Where This Goes Next

The ClawWork team has published a roadmap:

v2.0 (Q2 2026) expands to 500 tasks across 60 professions, adds multi-step tasks that require planning across subtasks, and introduces collaborative tasks where two agents must coordinate.

v3.0 (Q3 2026) adds dynamic pricing, where tasks adjust payout based on supply and demand. It also introduces reputation systems. Agents that do good work get offered better-paying tasks. Agents that produce garbage get penalized.

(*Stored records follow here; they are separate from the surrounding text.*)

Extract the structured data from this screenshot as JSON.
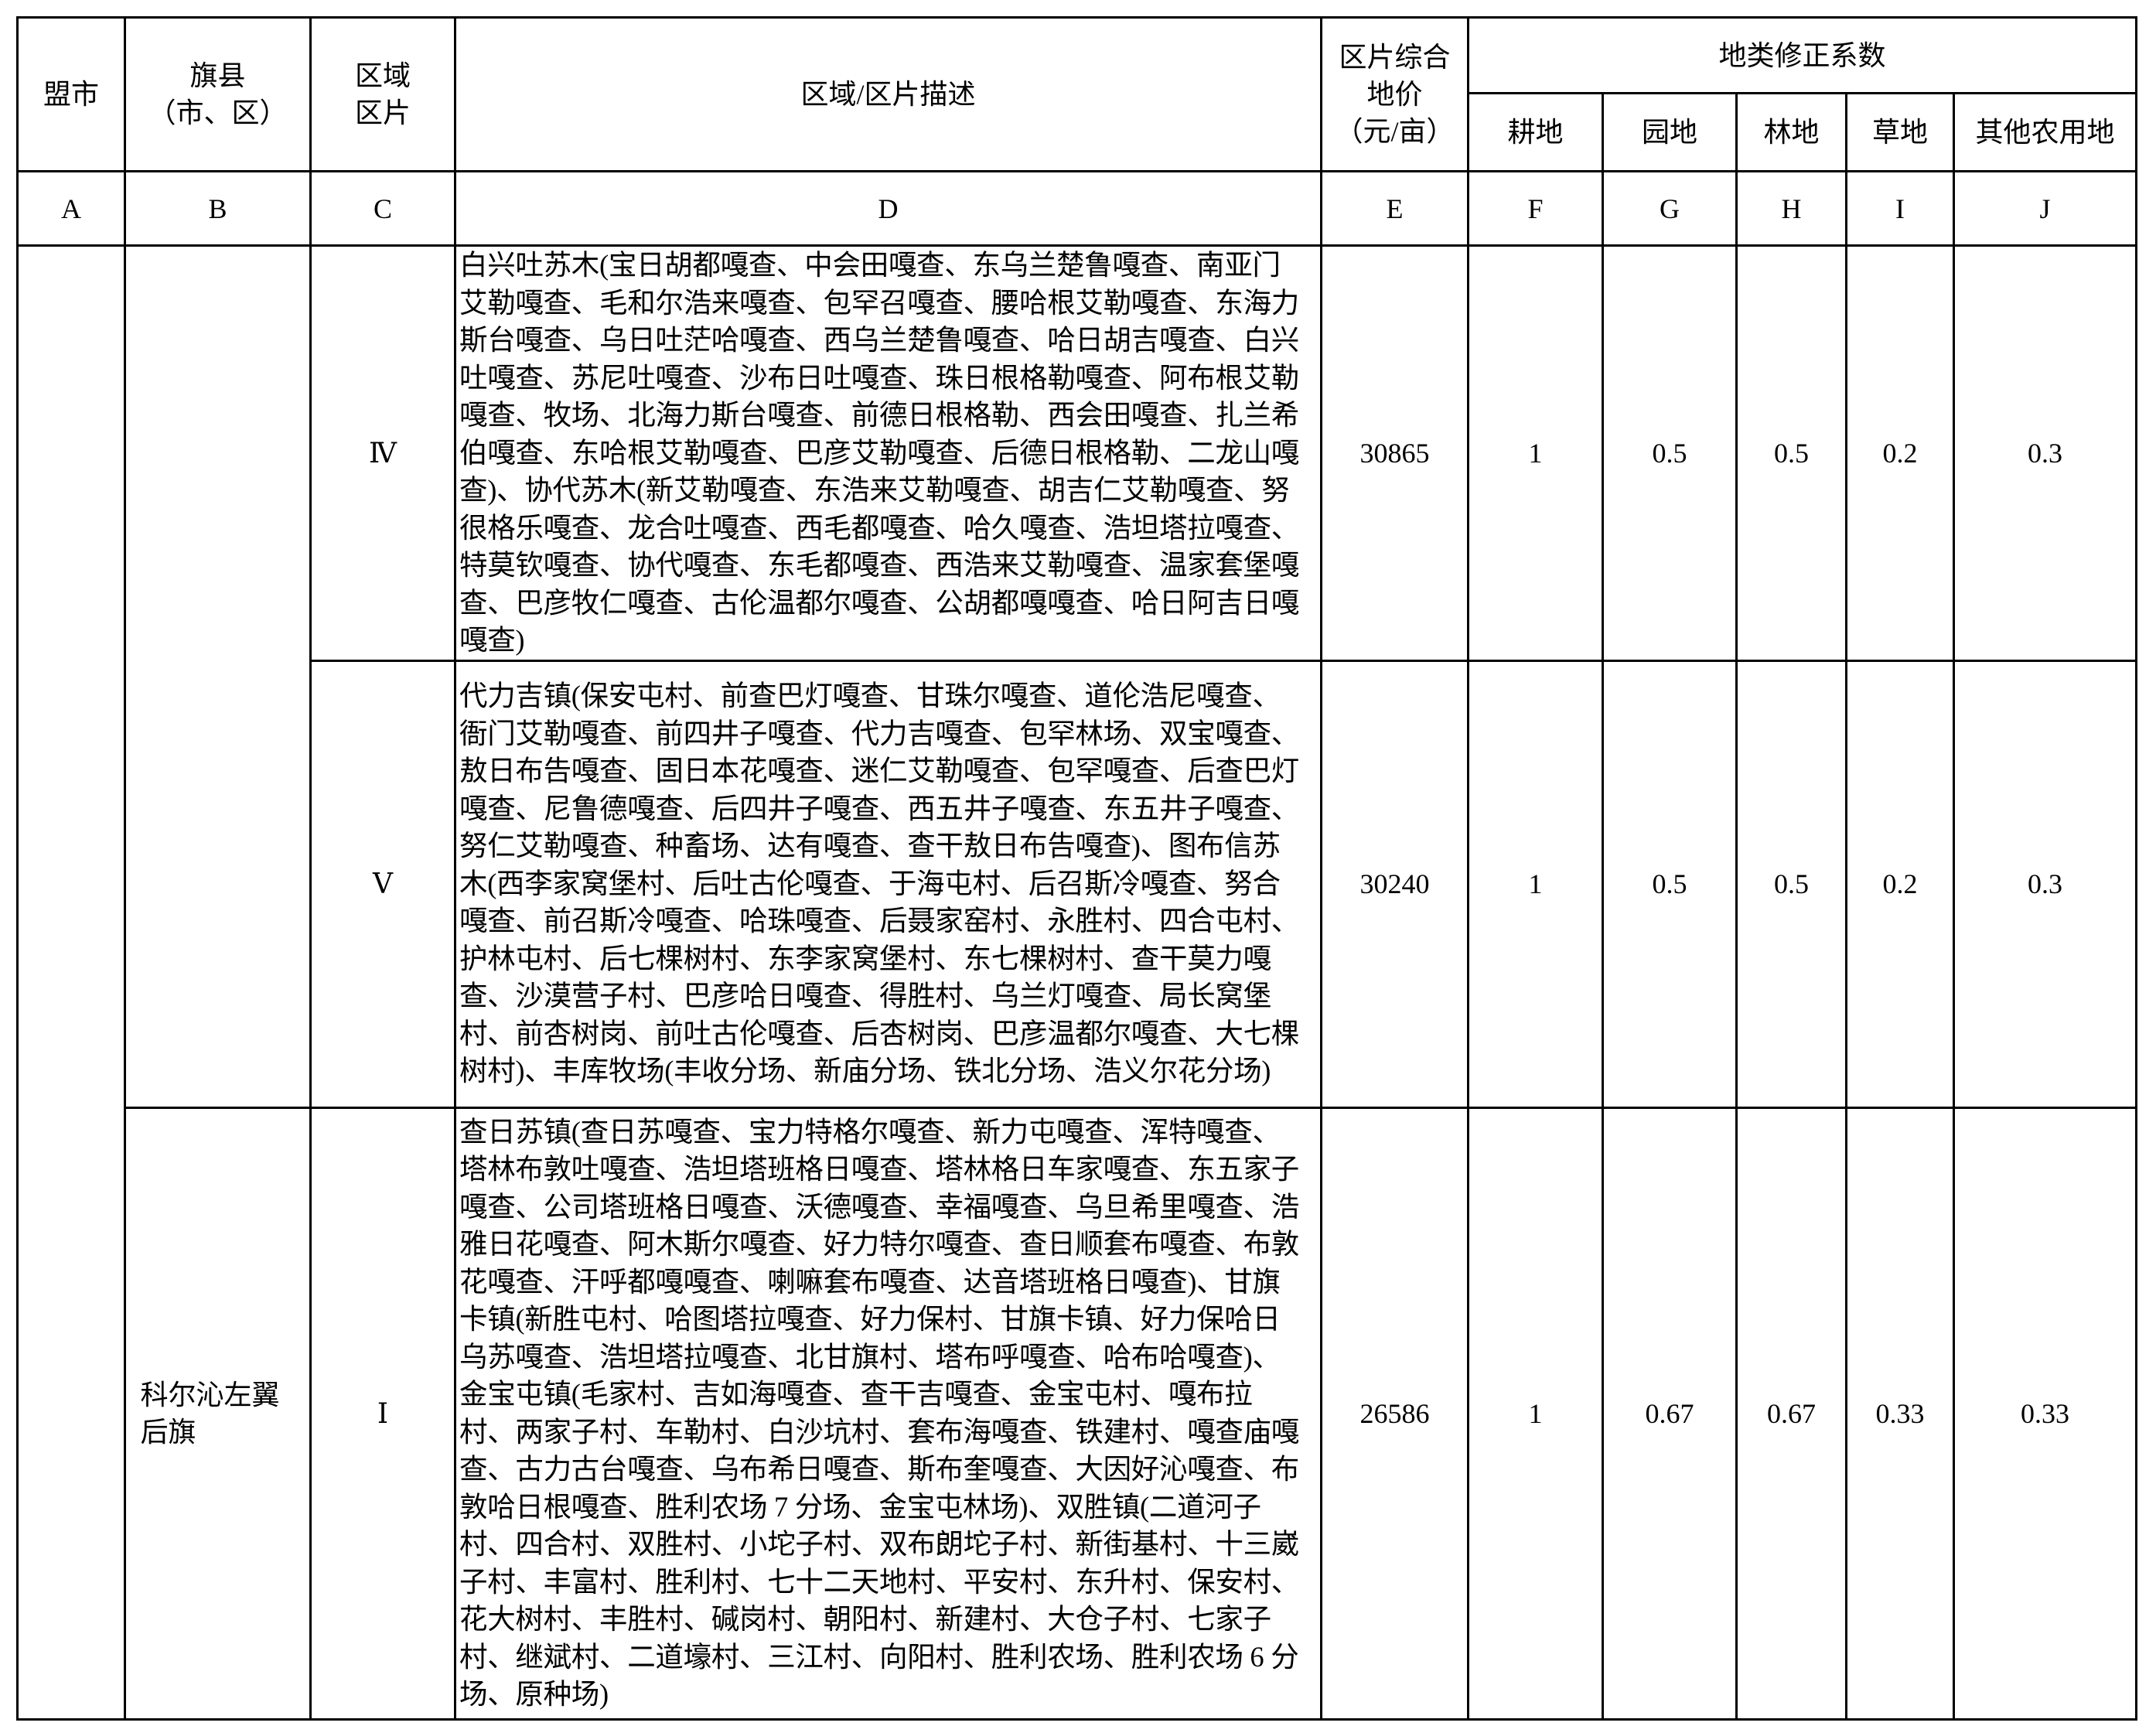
{
  "header": {
    "league": "盟市",
    "county": [
      "旗县",
      "（市、区）"
    ],
    "zone": [
      "区域",
      "区片"
    ],
    "description": "区域/区片描述",
    "price": [
      "区片综合",
      "地价",
      "（元/亩）"
    ],
    "coef_group": "地类修正系数",
    "coef_cols": [
      "耕地",
      "园地",
      "林地",
      "草地",
      "其他农用地"
    ]
  },
  "letters": [
    "A",
    "B",
    "C",
    "D",
    "E",
    "F",
    "G",
    "H",
    "I",
    "J"
  ],
  "rows": [
    {
      "league": "",
      "county": "",
      "zone": "Ⅳ",
      "lines": [
        "白兴吐苏木(宝日胡都嘎查、中会田嘎查、东乌兰楚鲁嘎查、南亚门",
        "艾勒嘎查、毛和尔浩来嘎查、包罕召嘎查、腰哈根艾勒嘎查、东海力",
        "斯台嘎查、乌日吐茫哈嘎查、西乌兰楚鲁嘎查、哈日胡吉嘎查、白兴",
        "吐嘎查、苏尼吐嘎查、沙布日吐嘎查、珠日根格勒嘎查、阿布根艾勒",
        "嘎查、牧场、北海力斯台嘎查、前德日根格勒、西会田嘎查、扎兰希",
        "伯嘎查、东哈根艾勒嘎查、巴彦艾勒嘎查、后德日根格勒、二龙山嘎",
        "查)、协代苏木(新艾勒嘎查、东浩来艾勒嘎查、胡吉仁艾勒嘎查、努",
        "很格乐嘎查、龙合吐嘎查、西毛都嘎查、哈久嘎查、浩坦塔拉嘎查、",
        "特莫钦嘎查、协代嘎查、东毛都嘎查、西浩来艾勒嘎查、温家套堡嘎",
        "查、巴彦牧仁嘎查、古伦温都尔嘎查、公胡都嘎嘎查、哈日阿吉日嘎",
        "嘎查)"
      ],
      "price": "30865",
      "coefs": [
        "1",
        "0.5",
        "0.5",
        "0.2",
        "0.3"
      ]
    },
    {
      "zone": "Ⅴ",
      "lines": [
        "代力吉镇(保安屯村、前查巴灯嘎查、甘珠尔嘎查、道伦浩尼嘎查、",
        "衙门艾勒嘎查、前四井子嘎查、代力吉嘎查、包罕林场、双宝嘎查、",
        "敖日布告嘎查、固日本花嘎查、迷仁艾勒嘎查、包罕嘎查、后查巴灯",
        "嘎查、尼鲁德嘎查、后四井子嘎查、西五井子嘎查、东五井子嘎查、",
        "努仁艾勒嘎查、种畜场、达有嘎查、查干敖日布告嘎查)、图布信苏",
        "木(西李家窝堡村、后吐古伦嘎查、于海屯村、后召斯冷嘎查、努合",
        "嘎查、前召斯冷嘎查、哈珠嘎查、后聂家窑村、永胜村、四合屯村、",
        "护林屯村、后七棵树村、东李家窝堡村、东七棵树村、查干莫力嘎",
        "查、沙漠营子村、巴彦哈日嘎查、得胜村、乌兰灯嘎查、局长窝堡",
        "村、前杏树岗、前吐古伦嘎查、后杏树岗、巴彦温都尔嘎查、大七棵",
        "树村)、丰库牧场(丰收分场、新庙分场、铁北分场、浩义尔花分场)"
      ],
      "price": "30240",
      "coefs": [
        "1",
        "0.5",
        "0.5",
        "0.2",
        "0.3"
      ]
    },
    {
      "county": "科尔沁左翼后旗",
      "zone": "Ⅰ",
      "lines": [
        "查日苏镇(查日苏嘎查、宝力特格尔嘎查、新力屯嘎查、浑特嘎查、",
        "塔林布敦吐嘎查、浩坦塔班格日嘎查、塔林格日车家嘎查、东五家子",
        "嘎查、公司塔班格日嘎查、沃德嘎查、幸福嘎查、乌旦希里嘎查、浩",
        "雅日花嘎查、阿木斯尔嘎查、好力特尔嘎查、查日顺套布嘎查、布敦",
        "花嘎查、汗呼都嘎嘎查、喇嘛套布嘎查、达音塔班格日嘎查)、甘旗",
        "卡镇(新胜屯村、哈图塔拉嘎查、好力保村、甘旗卡镇、好力保哈日",
        "乌苏嘎查、浩坦塔拉嘎查、北甘旗村、塔布呼嘎查、哈布哈嘎查)、",
        "金宝屯镇(毛家村、吉如海嘎查、查干吉嘎查、金宝屯村、嘎布拉",
        "村、两家子村、车勒村、白沙坑村、套布海嘎查、铁建村、嘎查庙嘎",
        "查、古力古台嘎查、乌布希日嘎查、斯布奎嘎查、大因好沁嘎查、布",
        "敦哈日根嘎查、胜利农场 7 分场、金宝屯林场)、双胜镇(二道河子",
        "村、四合村、双胜村、小坨子村、双布朗坨子村、新街基村、十三崴",
        "子村、丰富村、胜利村、七十二天地村、平安村、东升村、保安村、",
        "花大树村、丰胜村、碱岗村、朝阳村、新建村、大仓子村、七家子",
        "村、继斌村、二道壕村、三江村、向阳村、胜利农场、胜利农场 6 分",
        "场、原种场)"
      ],
      "price": "26586",
      "coefs": [
        "1",
        "0.67",
        "0.67",
        "0.33",
        "0.33"
      ]
    }
  ]
}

v4.0 (planned) is the controversial one: real money. Integration with freelance platforms where agents complete actual paid tasks. The moment AI agents start earning real dollars on real platforms, the conversation about autonomous AI labor stops being theoretical.

Whether the transition from benchmark to real-world platform actually happens is an open question. The gap between “performed well in a simulation” and “can handle a real client’s vague requirements, shifting deadlines, and endless revision requests” is wide. But the benchmark at least gives a structured way to measure progress toward that goal.


Try It

git clone https://github.com/nanobot-ai/clawwork.git
cd clawwork
pip install -e ".[all]"
clawwork run --model anthropic/claude-opus-4-6 --tasks gdpval-220

If you’re interested in building data systems that can power AI agent workloads like this, Fundamentals of Data Engineering covers the pipelines, storage patterns, and orchestration that make agent benchmarks possible at scale.


Disclaimer: This article is based on ClawWork’s public repository, README, and documentation as of March 2026. The author has no affiliation with Nanobot AI or the ClawWork project. The $19,915.68 figure comes from the project’s self-reported leaderboard and has not been independently audited. Leaderboard rankings change as new agents are submitted. GDPVal task quality and rubric fairness have not been independently evaluated. LLM-as-judge scoring has known biases documented in the academic literature. The simulated economy does not reflect real-world labor market conditions. “AI earning money” in a benchmark is not equivalent to autonomous employment. ClawWork is a research benchmark, not a production freelancing platform. Use at your own risk.